Talking tech since 2003

Five months ago, retickr closed its doors on its social, interest-learning news reader for the Mac. That doesn’t mean the company hasn’t been busy, though, as we’ve just learned about what the team has been working on for the past few months.

Fireplug, an iPhone app much in the vein of retickr, attempts to learn about which stories interest you and which don’t. The app makes use of thumbs up and thumbs down buttons to learn your tastes, and employs a host of swipe gestures that allow you to quickly move back and forth between stories.

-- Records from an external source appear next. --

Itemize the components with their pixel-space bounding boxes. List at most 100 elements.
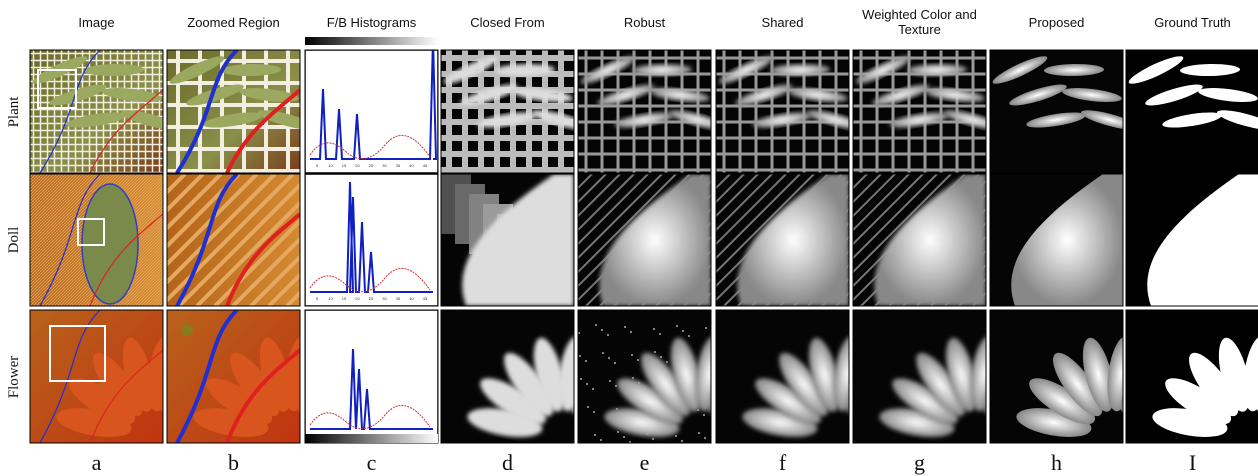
hist-axis-label: 35	[396, 296, 401, 301]
hist-axis-label: 10	[328, 163, 333, 168]
column-header: Robust	[578, 0, 712, 44]
panel-content	[441, 50, 592, 173]
noise	[637, 359, 639, 361]
hist-axis-label: 45	[423, 296, 428, 301]
noise	[660, 356, 662, 358]
noise	[593, 411, 595, 413]
noise	[617, 431, 619, 433]
hist-axis-label: 35	[396, 163, 401, 168]
panel	[1126, 310, 1258, 443]
noise	[682, 330, 684, 332]
noise	[704, 437, 706, 439]
panel-content	[578, 50, 729, 173]
panel	[990, 50, 1141, 173]
hist-axis-label: 15	[342, 163, 347, 168]
noise	[592, 388, 594, 390]
column-header: Closed From	[441, 0, 575, 44]
hist-axis-label: 40	[409, 163, 414, 168]
hist-axis-label: 30	[382, 296, 387, 301]
flower-center	[181, 324, 193, 336]
noise	[623, 436, 625, 438]
panel-content	[990, 174, 1123, 306]
noise	[654, 351, 656, 353]
noise	[585, 360, 587, 362]
panel	[167, 50, 318, 173]
column-header: Ground Truth	[1126, 0, 1258, 44]
row-label: Doll	[6, 175, 26, 305]
noise	[600, 439, 602, 441]
noise	[676, 325, 678, 327]
noise	[681, 440, 683, 442]
hist-axis-label: 10	[328, 296, 333, 301]
column-header: Weighted Color and Texture	[853, 0, 987, 44]
column-letter: b	[167, 450, 301, 476]
panel	[990, 174, 1123, 306]
column-letter: c	[305, 450, 439, 476]
panel-content	[1126, 50, 1258, 173]
hist-axis-label: 30	[382, 163, 387, 168]
figure-panels: 5101520253035404551015202530354045	[0, 0, 1258, 473]
intensity-bar	[305, 434, 438, 443]
panel-content	[30, 50, 181, 173]
noise	[688, 335, 690, 337]
hist-bg	[305, 310, 438, 443]
column-header: F/B Histograms	[305, 0, 439, 44]
column-header: Proposed	[990, 0, 1124, 44]
noise	[586, 383, 588, 385]
column-letter: f	[716, 450, 850, 476]
panel	[305, 310, 438, 443]
row-label: Plant	[6, 47, 26, 177]
column-letter: I	[1126, 450, 1258, 476]
noise	[652, 438, 654, 440]
noise	[703, 414, 705, 416]
panel	[441, 174, 574, 306]
hist-axis-label: 20	[355, 163, 360, 168]
hist-axis-label: 15	[342, 296, 347, 301]
panel	[1126, 174, 1258, 306]
column-header: Shared	[716, 0, 850, 44]
column-letter: h	[990, 450, 1124, 476]
noise	[624, 326, 626, 328]
panel-content	[1126, 174, 1258, 306]
noise	[580, 378, 582, 380]
panel	[1126, 50, 1258, 173]
figure-page: 5101520253035404551015202530354045 (() =…	[0, 0, 1258, 473]
column-header: Zoomed Region	[167, 0, 301, 44]
noise	[594, 434, 596, 436]
hist-axis-label: 25	[369, 163, 374, 168]
noise	[607, 334, 609, 336]
noise	[666, 361, 668, 363]
hist-axis-label: 25	[369, 296, 374, 301]
noise	[698, 432, 700, 434]
noise	[615, 385, 617, 387]
hist-axis-label: 40	[409, 296, 414, 301]
noise	[608, 357, 610, 359]
panel	[853, 50, 1004, 173]
column-letter: g	[853, 450, 987, 476]
panel-content	[716, 50, 867, 173]
noise	[587, 406, 589, 408]
column-letter: e	[578, 450, 712, 476]
noise	[609, 380, 611, 382]
panel-content	[441, 174, 574, 306]
hist-axis-label: 20	[355, 296, 360, 301]
panel	[30, 50, 181, 173]
panel-content	[990, 50, 1141, 173]
noise	[602, 352, 604, 354]
panel-content	[167, 50, 318, 173]
noise	[579, 355, 581, 357]
noise	[614, 362, 616, 364]
noise	[630, 331, 632, 333]
panel	[716, 50, 867, 173]
row-label: Flower	[6, 312, 26, 442]
noise	[601, 329, 603, 331]
noise	[705, 327, 707, 329]
column-letter: a	[30, 450, 164, 476]
hist-axis-label: 45	[423, 163, 428, 168]
noise	[595, 324, 597, 326]
hist-bg	[305, 174, 438, 306]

You can build your own “streams,” which are essentially folders containing news articles from the sources you choose, or you can browse through content in already-assembled streams put together by the retickr team.

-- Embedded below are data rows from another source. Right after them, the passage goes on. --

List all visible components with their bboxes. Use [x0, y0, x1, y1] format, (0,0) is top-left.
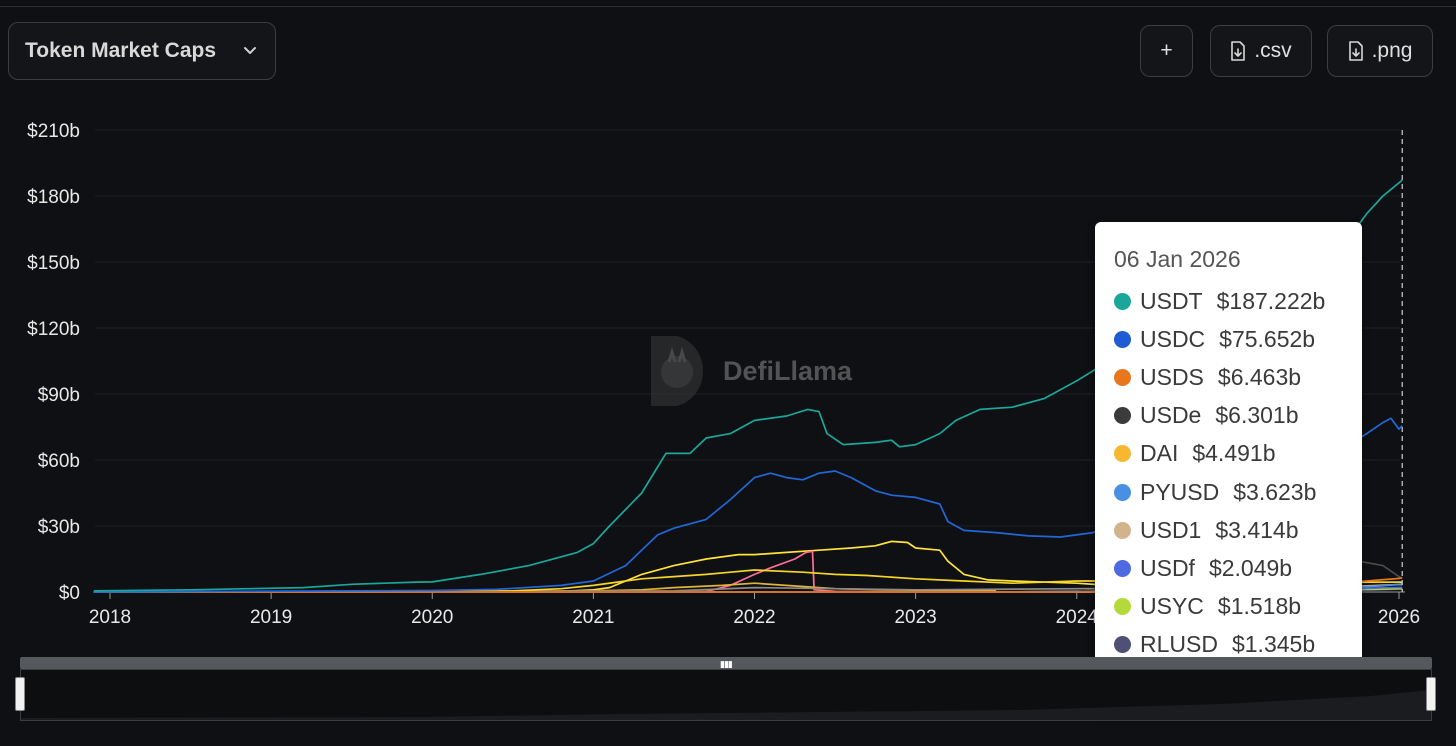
tooltip-series-value: $6.301b — [1215, 402, 1299, 429]
y-tick-label: $60b — [38, 451, 80, 472]
tooltip-series-name: PYUSD — [1140, 478, 1220, 505]
tooltip-series-value: $6.463b — [1217, 363, 1302, 390]
tooltip-row: USYC $1.518b — [1114, 588, 1362, 626]
y-tick-label: $150b — [27, 253, 80, 274]
defillama-watermark: DefiLlama — [647, 334, 852, 408]
tooltip-series-value: $3.414b — [1215, 516, 1299, 543]
tooltip-series-value: $3.623b — [1233, 478, 1317, 505]
series-color-dot — [1114, 521, 1131, 539]
x-tick-label: 2026 — [1378, 607, 1420, 628]
download-csv-button[interactable]: .csv — [1210, 25, 1312, 77]
range-slider[interactable]: ▮▮▮ — [15, 657, 1436, 721]
tooltip-series-name: RLUSD — [1140, 631, 1218, 658]
tooltip-series-value: $187.222b — [1216, 287, 1326, 314]
series-color-dot — [1114, 598, 1131, 616]
tooltip-row: USDT $187.222b — [1114, 282, 1362, 320]
tooltip-series-name: USDf — [1140, 554, 1195, 581]
y-tick-label: $90b — [38, 385, 80, 406]
x-tick-label: 2021 — [572, 607, 614, 628]
series-color-dot — [1114, 559, 1131, 577]
series-line — [93, 540, 1238, 593]
csv-label: .csv — [1254, 39, 1292, 62]
download-png-button[interactable]: .png — [1327, 25, 1433, 77]
series-color-dot — [1114, 483, 1131, 501]
top-divider — [0, 6, 1456, 7]
preview-area — [21, 690, 1431, 720]
tooltip-row: USDS $6.463b — [1114, 358, 1362, 396]
x-tick-label: 2018 — [89, 607, 131, 628]
tooltip-row: USDe $6.301b — [1114, 397, 1362, 435]
file-download-icon — [1348, 41, 1363, 61]
series-color-dot — [1114, 407, 1131, 425]
tooltip-series-name: USDT — [1140, 287, 1203, 314]
grip-icon: ▮▮▮ — [720, 659, 733, 669]
tooltip-series-value: $1.345b — [1231, 631, 1316, 658]
tooltip-series-name: DAI — [1140, 440, 1179, 467]
tooltip-series-name: USDS — [1140, 363, 1204, 390]
tooltip-row: RLUSD $1.345b — [1114, 626, 1362, 664]
x-tick-label: 2022 — [733, 607, 775, 628]
series-line — [93, 550, 916, 593]
llama-logo-icon — [651, 336, 704, 406]
tooltip-row: DAI $4.491b — [1114, 435, 1362, 473]
tooltip-series-value: $4.491b — [1192, 440, 1276, 467]
y-tick-label: $120b — [27, 319, 80, 340]
range-slider-bar[interactable]: ▮▮▮ — [20, 657, 1432, 669]
x-tick-label: 2019 — [250, 607, 292, 628]
tooltip-series-value: $75.652b — [1219, 325, 1316, 352]
add-button[interactable]: + — [1140, 25, 1193, 77]
watermark-text: DefiLlama — [723, 355, 853, 386]
tooltip-row: USD1 $3.414b — [1114, 511, 1362, 549]
tooltip-row: USDC $75.652b — [1114, 320, 1362, 358]
y-tick-label: $0 — [59, 583, 80, 604]
x-tick-label: 2023 — [894, 607, 936, 628]
tooltip-panel: 06 Jan 2026 USDT $187.222b USDC $75.652b USD… — [1095, 222, 1362, 717]
tooltip-series-name: USD1 — [1140, 516, 1202, 543]
tooltip-series-name: USYC — [1140, 593, 1204, 620]
tooltip-date: 06 Jan 2026 — [1114, 246, 1241, 272]
series-color-dot — [1114, 292, 1131, 310]
series-color-dot — [1114, 445, 1131, 463]
file-download-icon — [1231, 41, 1246, 61]
series-color-dot — [1114, 368, 1131, 386]
y-tick-label: $180b — [27, 187, 80, 208]
add-label: + — [1160, 39, 1173, 62]
series-color-dot — [1114, 636, 1131, 654]
chevron-down-icon — [244, 47, 256, 54]
tooltip-series-value: $2.049b — [1208, 554, 1293, 581]
y-tick-label: $210b — [27, 121, 80, 142]
range-preview — [20, 669, 1432, 721]
tooltip-series-name: USDe — [1140, 402, 1202, 429]
x-tick-label: 2024 — [1056, 607, 1099, 628]
png-label: .png — [1371, 39, 1413, 62]
range-handle-right[interactable] — [1426, 677, 1436, 711]
series-color-dot — [1114, 330, 1131, 348]
chart-type-dropdown[interactable]: Token Market Caps — [8, 22, 276, 80]
x-tick-label: 2020 — [411, 607, 453, 628]
tooltip-row: PYUSD $3.623b — [1114, 473, 1362, 511]
dropdown-label: Token Market Caps — [25, 39, 216, 62]
tooltip-series-value: $1.518b — [1217, 593, 1302, 620]
tooltip-series-name: USDC — [1140, 325, 1206, 352]
tooltip-row: USDf $2.049b — [1114, 549, 1362, 587]
y-tick-label: $30b — [38, 517, 80, 538]
range-handle-left[interactable] — [15, 677, 25, 711]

If you want to keep up with the links being shared by your friends on Facebook, you can do that, too. Fireplug allows you to connect your Facebook account and access any stories posted to your News Feed through the “Social News” section. It’s not unlike the social feature that Flipboard offers, although Fireplug has opted to show only links that are shared instead of status updates. If you’d rather see interesting content instead of what your friends are doing later, this is actually more of a perk than a missing feature.

Photo 2013-01-29 04.38.12 PMPerhaps the most interesting part of Fireplug is the way it gamifies news reading. If you visit your profile page inside the app, you’re greeted by a number of statistics, such as the number of articles you’ve read inside the app, or the number of days you’ve read a certain source in a row. The app also keeps track of how much you read about a certain topic, granting you “Student,” “Scholar,” or “Master” designations based on how many articles you’ve read. And there’s an overall Fireplug Standing, which I assume compares your total points to other users of the app. As you can see, I’m 165 out of 328 after opening 6 articles.

There are a large number of social news readers available these days, and a handful of them try to accomplish the same task as Fireplug: learn about what you like and show you more of it. The gamification aspect of the app is something that could help set the app apart from its competition, but aside from that, there’s not a whole lot here that you won’t find in other apps. It’s a bit too early to completely count Fireplug out, though, as the personalization is likely a major selling point. So I’m going to use the app for a week and report back with my findings. Will Fireplug learn enough about me to show the content I’m interested in? We’ll find out.

You can download Fireplug from the App Store today.